Another important pre-ASI activity is iterative safety innovation: using current AI systems to improve the safety of forthcoming ones, and then repeating the process with each new generation. Yudkowsky and Soares argue in their online resources that this approach has a serious weakness because “the AI you can safely test, without any failed tests ever killing you, is operating under a different regime” than an AI system that could kill everyone. Even if less capable AI systems consistently help align more capable systems, there could come a time when the next generation of AI systems are smart enough to truly wreak havoc.

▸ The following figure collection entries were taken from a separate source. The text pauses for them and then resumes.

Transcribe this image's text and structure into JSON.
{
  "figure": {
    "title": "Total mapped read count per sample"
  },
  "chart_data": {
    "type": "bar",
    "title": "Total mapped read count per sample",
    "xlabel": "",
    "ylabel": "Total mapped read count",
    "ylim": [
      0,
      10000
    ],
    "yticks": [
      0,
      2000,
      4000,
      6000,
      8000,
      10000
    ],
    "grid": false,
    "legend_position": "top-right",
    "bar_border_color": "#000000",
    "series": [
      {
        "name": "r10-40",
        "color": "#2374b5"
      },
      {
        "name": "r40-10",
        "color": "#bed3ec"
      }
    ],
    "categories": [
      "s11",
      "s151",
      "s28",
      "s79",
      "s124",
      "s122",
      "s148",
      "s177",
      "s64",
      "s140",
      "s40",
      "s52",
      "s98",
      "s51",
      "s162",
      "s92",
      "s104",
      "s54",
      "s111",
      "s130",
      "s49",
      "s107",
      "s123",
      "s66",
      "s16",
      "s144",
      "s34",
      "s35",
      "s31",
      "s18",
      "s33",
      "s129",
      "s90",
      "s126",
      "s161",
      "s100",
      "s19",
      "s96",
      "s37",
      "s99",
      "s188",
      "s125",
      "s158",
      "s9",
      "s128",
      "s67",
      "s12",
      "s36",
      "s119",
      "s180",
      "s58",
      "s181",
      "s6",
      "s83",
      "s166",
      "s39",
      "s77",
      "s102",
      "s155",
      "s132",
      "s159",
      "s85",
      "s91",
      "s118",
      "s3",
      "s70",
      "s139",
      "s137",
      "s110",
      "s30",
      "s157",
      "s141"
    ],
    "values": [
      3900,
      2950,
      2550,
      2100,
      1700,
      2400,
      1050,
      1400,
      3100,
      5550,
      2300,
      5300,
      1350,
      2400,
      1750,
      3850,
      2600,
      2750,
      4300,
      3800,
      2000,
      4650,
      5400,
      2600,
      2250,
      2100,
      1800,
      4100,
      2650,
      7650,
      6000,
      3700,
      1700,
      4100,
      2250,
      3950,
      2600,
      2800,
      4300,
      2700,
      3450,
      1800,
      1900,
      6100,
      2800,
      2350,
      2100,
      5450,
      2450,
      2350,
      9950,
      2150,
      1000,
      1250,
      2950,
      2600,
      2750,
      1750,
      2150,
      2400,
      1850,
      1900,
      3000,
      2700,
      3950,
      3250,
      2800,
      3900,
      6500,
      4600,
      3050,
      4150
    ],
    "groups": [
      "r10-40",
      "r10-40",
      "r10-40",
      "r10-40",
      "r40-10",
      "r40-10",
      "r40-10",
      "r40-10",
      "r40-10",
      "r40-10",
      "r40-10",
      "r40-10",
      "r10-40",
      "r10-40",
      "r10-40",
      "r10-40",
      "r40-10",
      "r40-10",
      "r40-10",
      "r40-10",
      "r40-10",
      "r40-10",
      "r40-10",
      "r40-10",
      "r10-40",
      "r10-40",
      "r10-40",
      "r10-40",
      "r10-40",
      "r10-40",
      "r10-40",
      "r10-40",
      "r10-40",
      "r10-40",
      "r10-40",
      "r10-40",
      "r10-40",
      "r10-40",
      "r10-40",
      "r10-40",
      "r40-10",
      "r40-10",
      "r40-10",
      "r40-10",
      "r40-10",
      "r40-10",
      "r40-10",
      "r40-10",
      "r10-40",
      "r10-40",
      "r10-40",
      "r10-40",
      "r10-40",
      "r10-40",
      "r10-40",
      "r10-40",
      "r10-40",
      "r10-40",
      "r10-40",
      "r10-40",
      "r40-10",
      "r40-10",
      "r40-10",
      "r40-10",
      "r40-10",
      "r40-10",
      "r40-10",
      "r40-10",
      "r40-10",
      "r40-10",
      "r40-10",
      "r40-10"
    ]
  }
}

Expecting earlier alignment techniques to work on this new generation, the authors suggest, is like expecting a spacecraft to survive near Mars based on tests conducted only on Earth.
Yudkowsky and Soares do not make clear why they expect such a clean break between “AIs weak enough to safely study” and “the first AIs powerful enough to constitute a point of no return.” Perhaps their motivating assumption is that machine intelligence will advance sharply after crossing some threshold, similar to how human intelligence blew past chimpanzee intelligence after our brains grew several times larger. This threshold would mark the shift from an AI that can’t kill everyone to an AI that can—a point at which alignment techniques that worked before suddenly wouldn’t. But such a discontinuity remains far from certain. Without it, a step-by-step approach to ASI alignment could continue to yield value.
Uncertain Doom
Yudkowsky may have overestimated when he previously informed New York Times columnist Kevin Roose that, unfortunately, Roose had a 99.5 percent chance of dying at the hands of AI. Such confidence seems premature. No one yet knows how difficult alignment will be, whether a misaligned system will successfully seize power, or how the world will change before superintelligence.
It’s also far too early for skeptics to declare victory. Uncertainty cuts both ways, and even a “small” chance of extinction is arguably too high. With a healthy dose of humility and unease on both sides, humanity might just fare better than “death with dignity.”